Резкая боль в животе обжигает. Теплая кровь заполняет рот. Ледяное, как айсберг, сердце замедляет ритм. Я падаю на пол, понимая, что это действительно последний день Валери Лэмб.
Хватая ртом воздух, я пытаюсь сконцентрироваться, но глаза лишь шарят из стороны в сторону. В ушах стоит гул, а по спине стекает холодный пот.
– Валери, я здесь, все хорошо. Ты в безопасности, – пробирается сквозь панику знакомый голос.
Я фокусирую взгляд на лице передо мной и вскрикиваю, отталкивая его от себя.
Господи, нет, это же Макс. Я не хотела.
На его лице читается нескрываемая боль, гнев и ненависть. Он растерянно делает пару шагов назад и резко поворачивается к брату.
– Что ты с ней сделал, ублюдок? – Макс повышает тон и, повалив Саймона на стол, ударяет кулаком рядом с его лицом. – Почему она боится меня?! Почему видит во мне тебя?
– Я не виноват, что ты взял в жены психопатку! – пытается оттолкнуть его Саймон.
Саманта смотрит на эту сцену с блеском в глазах. Как будто получает удовольствие от того, что два брата, два родных человека готовы перегрызть друг другу глотку.
Я делаю вдох, приближаюсь к Максу и касаюсь его плеча.

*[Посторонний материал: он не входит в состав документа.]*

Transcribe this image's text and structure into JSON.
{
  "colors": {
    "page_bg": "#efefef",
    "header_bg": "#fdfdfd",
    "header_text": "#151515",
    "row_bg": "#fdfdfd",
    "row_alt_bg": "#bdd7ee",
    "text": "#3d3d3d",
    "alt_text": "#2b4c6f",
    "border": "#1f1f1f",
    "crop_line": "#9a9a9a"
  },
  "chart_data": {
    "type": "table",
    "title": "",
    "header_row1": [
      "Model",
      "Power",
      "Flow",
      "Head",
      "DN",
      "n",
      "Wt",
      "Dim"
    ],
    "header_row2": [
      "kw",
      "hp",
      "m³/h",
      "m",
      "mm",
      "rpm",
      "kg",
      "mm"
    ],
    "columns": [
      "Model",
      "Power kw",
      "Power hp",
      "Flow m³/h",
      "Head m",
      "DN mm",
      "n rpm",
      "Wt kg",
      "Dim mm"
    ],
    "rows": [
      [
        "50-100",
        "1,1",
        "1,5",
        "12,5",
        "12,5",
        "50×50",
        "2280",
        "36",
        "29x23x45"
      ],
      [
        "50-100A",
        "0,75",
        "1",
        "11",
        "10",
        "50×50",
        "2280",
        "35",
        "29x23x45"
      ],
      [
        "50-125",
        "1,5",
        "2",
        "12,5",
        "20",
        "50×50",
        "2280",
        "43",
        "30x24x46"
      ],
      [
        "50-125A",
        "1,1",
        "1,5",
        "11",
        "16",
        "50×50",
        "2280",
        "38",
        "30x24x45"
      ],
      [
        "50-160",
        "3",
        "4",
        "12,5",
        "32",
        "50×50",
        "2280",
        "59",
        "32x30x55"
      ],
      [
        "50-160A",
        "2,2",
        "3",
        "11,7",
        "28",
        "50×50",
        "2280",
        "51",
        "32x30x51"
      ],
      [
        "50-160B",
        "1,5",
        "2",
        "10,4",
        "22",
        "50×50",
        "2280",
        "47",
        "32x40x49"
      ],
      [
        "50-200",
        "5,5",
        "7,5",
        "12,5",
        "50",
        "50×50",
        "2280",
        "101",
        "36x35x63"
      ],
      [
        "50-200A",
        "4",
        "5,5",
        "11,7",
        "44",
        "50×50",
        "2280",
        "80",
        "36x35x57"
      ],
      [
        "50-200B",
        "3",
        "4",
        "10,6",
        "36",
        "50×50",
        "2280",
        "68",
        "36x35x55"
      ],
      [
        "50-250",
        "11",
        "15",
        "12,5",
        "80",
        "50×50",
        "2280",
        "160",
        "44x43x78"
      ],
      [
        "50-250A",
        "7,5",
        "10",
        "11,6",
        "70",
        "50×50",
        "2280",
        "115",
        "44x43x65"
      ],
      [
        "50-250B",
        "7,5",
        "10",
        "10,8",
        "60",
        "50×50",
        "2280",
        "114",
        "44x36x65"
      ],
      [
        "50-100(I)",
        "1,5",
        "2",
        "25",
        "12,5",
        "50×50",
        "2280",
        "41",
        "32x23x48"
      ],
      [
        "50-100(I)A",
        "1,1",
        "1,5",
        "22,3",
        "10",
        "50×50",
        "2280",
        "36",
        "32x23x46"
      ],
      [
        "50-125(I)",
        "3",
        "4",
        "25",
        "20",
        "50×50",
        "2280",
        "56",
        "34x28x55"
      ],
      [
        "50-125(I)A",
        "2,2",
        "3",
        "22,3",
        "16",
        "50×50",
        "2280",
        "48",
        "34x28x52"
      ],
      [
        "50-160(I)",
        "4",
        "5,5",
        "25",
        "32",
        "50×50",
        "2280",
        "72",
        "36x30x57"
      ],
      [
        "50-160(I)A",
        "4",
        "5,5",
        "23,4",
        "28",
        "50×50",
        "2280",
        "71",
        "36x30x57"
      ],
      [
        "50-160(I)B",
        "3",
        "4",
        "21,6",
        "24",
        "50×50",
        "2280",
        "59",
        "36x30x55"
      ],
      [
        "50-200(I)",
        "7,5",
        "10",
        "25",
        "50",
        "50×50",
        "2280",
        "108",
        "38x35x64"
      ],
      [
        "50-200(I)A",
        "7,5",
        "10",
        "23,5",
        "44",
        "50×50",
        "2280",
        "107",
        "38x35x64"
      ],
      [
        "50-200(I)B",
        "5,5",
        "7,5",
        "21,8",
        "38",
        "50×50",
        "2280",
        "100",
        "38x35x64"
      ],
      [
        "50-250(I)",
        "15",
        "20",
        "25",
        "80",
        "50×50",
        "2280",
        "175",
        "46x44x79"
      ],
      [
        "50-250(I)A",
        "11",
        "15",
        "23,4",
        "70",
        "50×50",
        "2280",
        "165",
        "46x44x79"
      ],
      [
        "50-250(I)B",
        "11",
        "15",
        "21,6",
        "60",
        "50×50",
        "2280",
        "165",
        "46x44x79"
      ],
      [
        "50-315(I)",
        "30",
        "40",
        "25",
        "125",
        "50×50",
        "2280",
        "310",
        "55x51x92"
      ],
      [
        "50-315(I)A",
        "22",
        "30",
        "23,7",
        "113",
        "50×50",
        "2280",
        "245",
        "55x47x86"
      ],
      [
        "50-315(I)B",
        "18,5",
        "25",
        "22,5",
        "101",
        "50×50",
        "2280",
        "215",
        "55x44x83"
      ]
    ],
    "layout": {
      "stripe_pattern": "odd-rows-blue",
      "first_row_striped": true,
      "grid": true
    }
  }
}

– Я не боюсь тебя. Все хорошо. – Крепче прижимаю ладонь. – Все хорошо, – повторяю я, пытаясь привлечь его внимание.
Наконец-то Макс ослабляет хватку и отпускает Саймона, после чего поворачивается ко мне. В его глазах столько боли, смешанной с ненавистью и стыдом, что на секунду мне приходится зажмуриться, чтобы сделать вдох. Моя нервозность моментально сменяется гневом, потому что я впервые вижу этого светлого и теплого человека абсолютно разбитым.
Разворачиваясь лицом к Саймону и Саманте, закрываю своим телом Макса, как живым щитом.
– Пошли вон. Сейчас же, – громко, но спокойно произношу я, вкладывая в каждое слово яд. – Я не хочу видеть вас рядом со своим мужем даже на расстоянии нескольких километров, не говоря уже о нашем доме. Тебе, – указываю пальцем на Саймона и испепеляю его взглядом, – больше не удастся вмешиваться в его жизнь. Теперь Макс не один. И поверь, я скорее задушу тебя собственными руками, чем позволю причинить ему боль. А ты, – перехватываю взгляд Саманты, – бери свои сиськи и трусы в руки и иди к черту! В этом доме любят голубой цвет, а не зеленый!
Я резко выдыхаю и, улыбаясь, продолжаю:
– Сами найдете выход или мне вызвать охрану?
На их лицах отражается замешательство. Полагаю, они никогда не думали, что Макс достоин того, чтобы кто-то вставал на его сторону. Тень злобы искажает лицо Саймона, но он молча хватает Саманту за руку, и через секунду слышится хлопок входной двери.
Рука Макса касается моего запястья. Я разворачиваюсь, но не успеваю поднять взгляд, как его губы накрывают мои.